The second ruling left the future of currently protected areas in doubt by upholding the NMFS decision to allow fishing access into several ocean areas that have been closed to most commercial fishing for decades.

“While overfishing is still being sanctioned in 2014 by the federal managers, it is encouraging to see the court upholding federal law that protects vulnerable, economically important fish populations,” said CLF’s Peter Shelley, attorney for that case. “We hope that this ruling will set a positive precedent and discourage future instances of overfishing.”

“We are relieved that judicial oversight exists to step in when a federal agency has lost its way,” said Roger Fleming, an attorney with Earthjustice who filed the challenge to Framework 50 with the Conservation Law Foundation. “Federal statutes cannot be undermined through creative interpretation to please commercial interests. The Magnuson-Stevens Act is very clear about the role of science in setting annual catch limits, and the Fisheries Service’s duty to prevent overfishing.”

The 2007 amendments to the Magnuson-Stevens Fishery Conservation and Management Act established a new science-based approach to setting fisheries catch levels to ensure that our nation’s waters are no longer drained of their resources by overfishing. In his decision, United States District Judge James E. Boasberg found the “carry-over” rules approved by NMFS allowing fishermen to carry forward uncaught catch allowances from the prior year were plainly illegal, noting that Congress specifically mandated that fishery management councils and the Fisheries Service not set annual catch limits above the biologically-based recommendations of the Council’s scientific advisers.

In ruling against the agency’s carryover policy, Judge Boasberg stated:

“Common sense would indicate that this procedure – which resulted in catch limits above the statutorily permissible levels – contravenes the plain language of the Act. But the Service contends that this is not so…. That’s right: According to the Service, the statutory limits on its authority apply only when it says the magic words. Express limits set by Congress are, under the Service’s theory, mere verbiage, easily circumvented through clever use of a marine thesaurus.”
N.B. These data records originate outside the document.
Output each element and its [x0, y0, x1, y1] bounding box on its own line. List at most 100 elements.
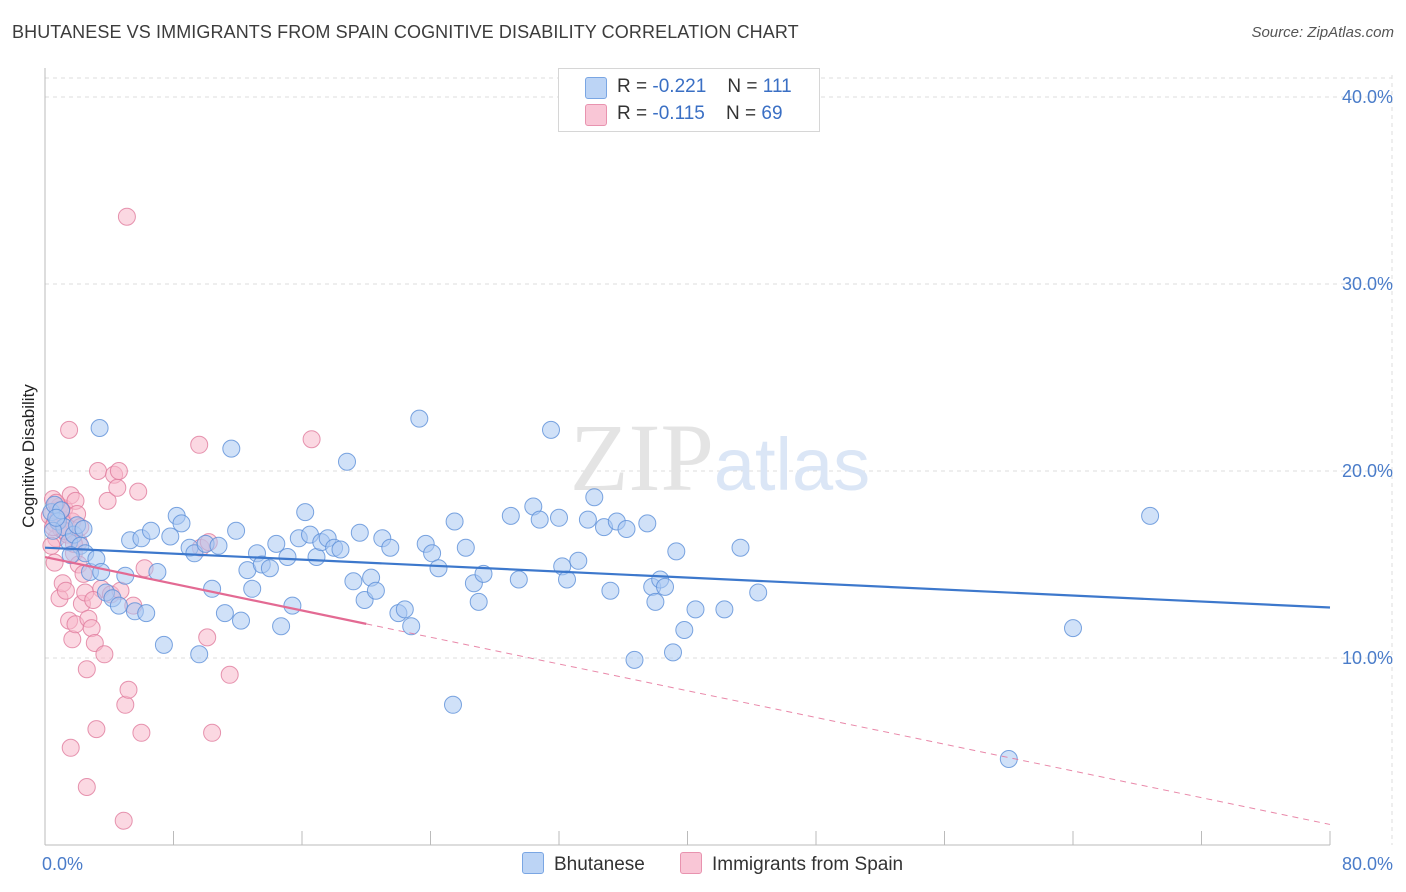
grid-lines [45, 75, 1393, 845]
spain-point [116, 695, 135, 714]
bhutanese-point [509, 570, 528, 589]
legend-n-value: 69 [761, 103, 783, 124]
legend-r-value: -0.115 [652, 103, 705, 124]
legend-n-label: N = [725, 103, 757, 124]
bhutanese-point [190, 645, 209, 664]
legend-text: R = -0.221 N = 111 [617, 76, 792, 98]
spain-point [61, 738, 80, 757]
bhutanese-point [501, 506, 520, 525]
bhutanese-point [530, 510, 549, 529]
bhutanese-point [558, 570, 576, 589]
spain-point [117, 207, 136, 226]
bhutanese-point [469, 592, 488, 611]
bhutanese-point [578, 510, 597, 529]
bhutanese-point [445, 512, 464, 531]
bhutanese-point [331, 540, 350, 559]
legend-n-value: 111 [762, 76, 792, 97]
bhutanese-point [47, 508, 66, 527]
bhutanese-point [675, 621, 694, 639]
y-axis-title: Cognitive Disability [19, 384, 38, 528]
correlation-legend: R = -0.221 N = 111 R = -0.115 N = 69 [558, 68, 820, 132]
legend-r-value: -0.221 [652, 76, 707, 97]
spain-point [45, 553, 64, 572]
legend-r-label: R = [617, 103, 648, 124]
bhutanese-point [267, 534, 286, 553]
bhutanese-point [90, 419, 109, 437]
bhutanese-point [569, 551, 588, 570]
spain-point [132, 723, 151, 742]
bhutanese-point [222, 439, 241, 458]
bhutanese-point [550, 508, 568, 527]
spain-trend-line-dashed [366, 623, 1331, 825]
spain-point [220, 665, 239, 684]
spain-point [60, 420, 79, 439]
bhutanese-point [350, 523, 369, 542]
bhutanese-point [656, 577, 674, 596]
legend-r-label: R = [617, 76, 648, 97]
spain-point [129, 482, 148, 501]
bottom-legend-swatch-pink [680, 852, 702, 874]
axis-labels: 10.0% 20.0% 30.0% 40.0% 0.0% 80.0% Cognitive D… [19, 87, 1393, 874]
legend-n-label: N = [727, 76, 758, 97]
bhutanese-point [137, 604, 156, 623]
bhutanese-point [667, 542, 686, 561]
bhutanese-point [444, 695, 462, 714]
spain-point [190, 435, 209, 454]
bhutanese-point [74, 520, 93, 538]
watermark-atlas: atlas [714, 423, 870, 506]
bhutanese-points [42, 409, 1160, 768]
spain-point [302, 430, 321, 449]
bhutanese-point [410, 409, 429, 428]
spain-point [82, 619, 101, 638]
bhutanese-point [585, 488, 604, 507]
spain-point [108, 478, 127, 497]
bhutanese-point [61, 546, 80, 565]
bhutanese-point [601, 581, 620, 600]
bhutanese-point [1064, 619, 1082, 638]
bhutanese-point [366, 581, 385, 600]
spain-point [98, 491, 117, 510]
bhutanese-point [625, 650, 644, 669]
bhutanese-trend-line [44, 546, 1331, 609]
legend-text: R = -0.115 N = 69 [617, 103, 783, 125]
spain-point [119, 680, 138, 699]
bhutanese-point [381, 538, 400, 557]
legend-swatch-blue [585, 77, 607, 99]
bhutanese-point [423, 544, 442, 563]
spain-point [42, 536, 61, 555]
bhutanese-point [307, 548, 326, 566]
bhutanese-point [154, 635, 173, 654]
bhutanese-point [243, 579, 262, 598]
bhutanese-point [638, 514, 657, 533]
bhutanese-point [172, 514, 191, 533]
bottom-legend-label: Bhutanese [554, 854, 645, 875]
spain-trend-line-solid [44, 555, 367, 625]
bhutanese-point [664, 643, 682, 662]
spain-point [77, 660, 96, 679]
watermark: ZIPatlas [570, 404, 870, 511]
bhutanese-point [402, 617, 421, 636]
bhutanese-point [338, 452, 356, 471]
bhutanese-point [749, 583, 768, 602]
bottom-legend-bhutanese: Bhutanese [522, 852, 645, 876]
bhutanese-point [148, 563, 167, 581]
bottom-legend-swatch-blue [522, 852, 544, 874]
bhutanese-point [232, 611, 250, 630]
bhutanese-point [474, 564, 493, 583]
bhutanese-point [227, 521, 246, 540]
bhutanese-point [260, 559, 279, 578]
spain-point [63, 630, 82, 649]
bhutanese-point [395, 600, 414, 619]
bhutanese-point [542, 420, 560, 439]
bhutanese-point [283, 596, 302, 615]
spain-point [77, 778, 96, 796]
bhutanese-point [278, 548, 297, 566]
chart-title: BHUTANESE VS IMMIGRANTS FROM SPAIN COGNI… [12, 22, 799, 42]
bhutanese-point [272, 617, 291, 636]
spain-point [95, 645, 114, 664]
bhutanese-point [209, 536, 228, 555]
spain-point [87, 720, 106, 739]
bhutanese-point [617, 520, 636, 538]
bhutanese-point [1141, 506, 1160, 525]
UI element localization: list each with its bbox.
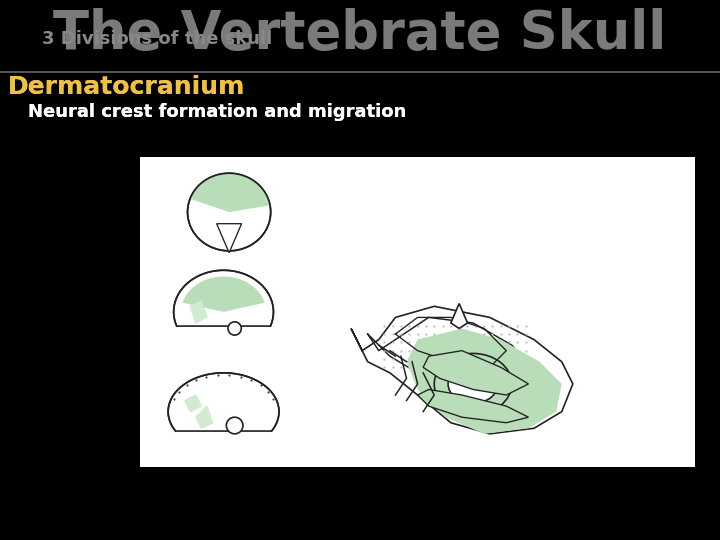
Ellipse shape	[187, 173, 271, 251]
Circle shape	[228, 322, 241, 335]
Polygon shape	[190, 301, 207, 323]
Ellipse shape	[448, 364, 498, 403]
Polygon shape	[407, 328, 562, 434]
Polygon shape	[168, 373, 279, 431]
Circle shape	[226, 417, 243, 434]
Polygon shape	[174, 271, 274, 326]
Polygon shape	[185, 395, 202, 411]
Polygon shape	[423, 350, 528, 395]
Polygon shape	[183, 276, 264, 312]
Bar	[140, 157, 695, 467]
Polygon shape	[418, 389, 528, 423]
Polygon shape	[196, 406, 212, 428]
Text: Neural crest formation and migration: Neural crest formation and migration	[28, 103, 406, 121]
Polygon shape	[190, 173, 270, 212]
Polygon shape	[351, 306, 573, 434]
Text: Dermatocranium: Dermatocranium	[8, 75, 246, 99]
Text: Dermatocranium: Dermatocranium	[8, 75, 246, 99]
Text: Neural crest formation and migration: Neural crest formation and migration	[28, 103, 406, 121]
Text: 3 Divisions of the skull: 3 Divisions of the skull	[42, 30, 272, 48]
Polygon shape	[217, 224, 242, 253]
Ellipse shape	[434, 354, 512, 414]
Polygon shape	[451, 303, 467, 328]
Text: The Vertebrate Skull: The Vertebrate Skull	[53, 8, 667, 60]
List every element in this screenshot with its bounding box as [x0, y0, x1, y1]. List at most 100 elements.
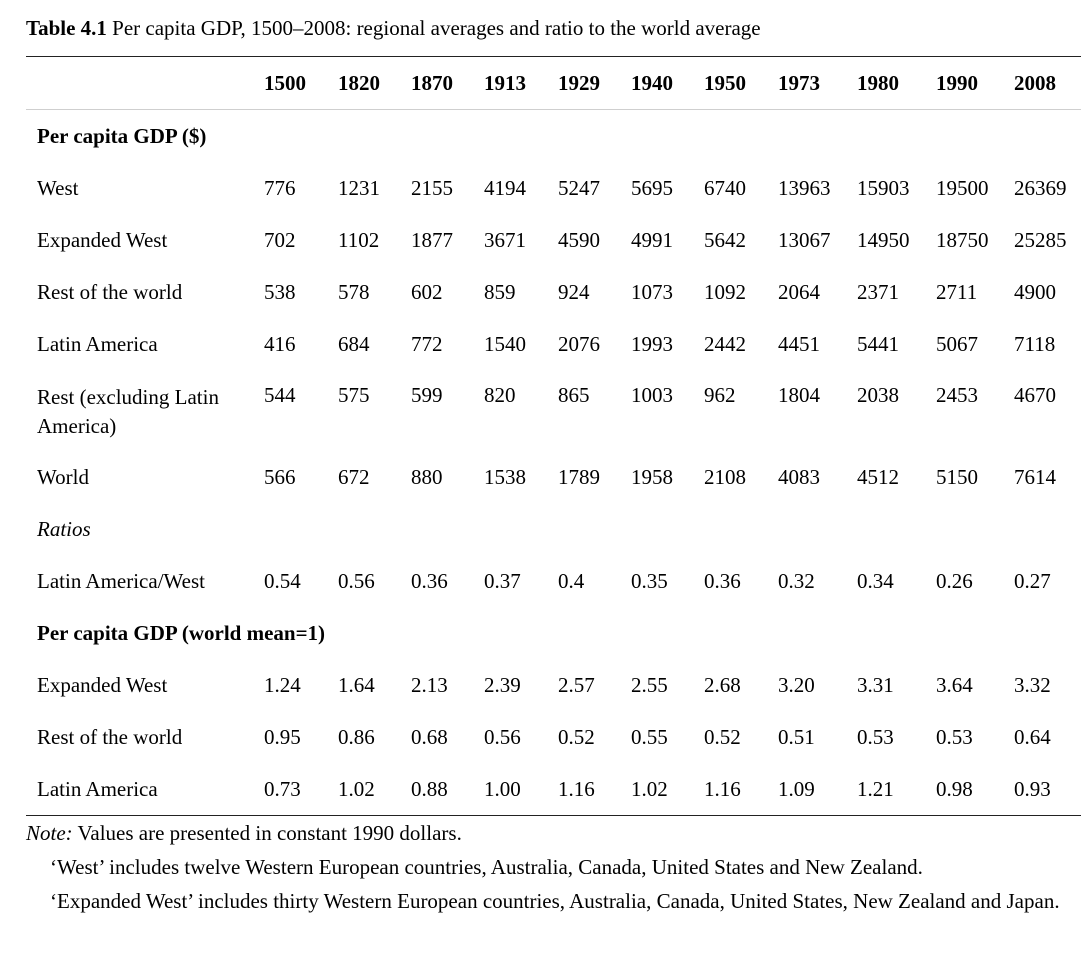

In the second ruling, Judge Boasberg examined the legality of another new rule; known as Framework Adjustment 48, that created a process by which commercial fishermen could seek access to thousands of square miles off New England’s coast that have been protected from bottom trawling. These closed areas are considered by many marine biologists to be fundamental to restoring the healthy diversity of fish for which New England waters were once known.

Judge Boasberg’s narrow scope of review held that the agency was within its discretion in allowing the access under an abbreviated framework adjustment process. However, he deferred making any decisions on the environmental analysis that accompanied the rule, concluding that the environmental impacts would have to be considered when the agency actually allowed particular commercial boats into the areas under the new rule.

“Judge Boasberg’s ruling does not diminish the critical role that habitat protection plays in the proper management of New England’s fish populations,” said Shelley. “While it is extremely disappointing to see NMFS moving in the direction of allowing trawling in protected areas at a time when many fish stocks are struggling with commercial extinction, the judge obviously felt it was within their power to do so in this way.”

CLF and Earthjustice are committed to rebuilding fishing stocks to sustainable levels throughout New England to protect the communities who have always depended on them. These groups are working to protect an ecosystem that was once thought to be unsinkable—the ocean.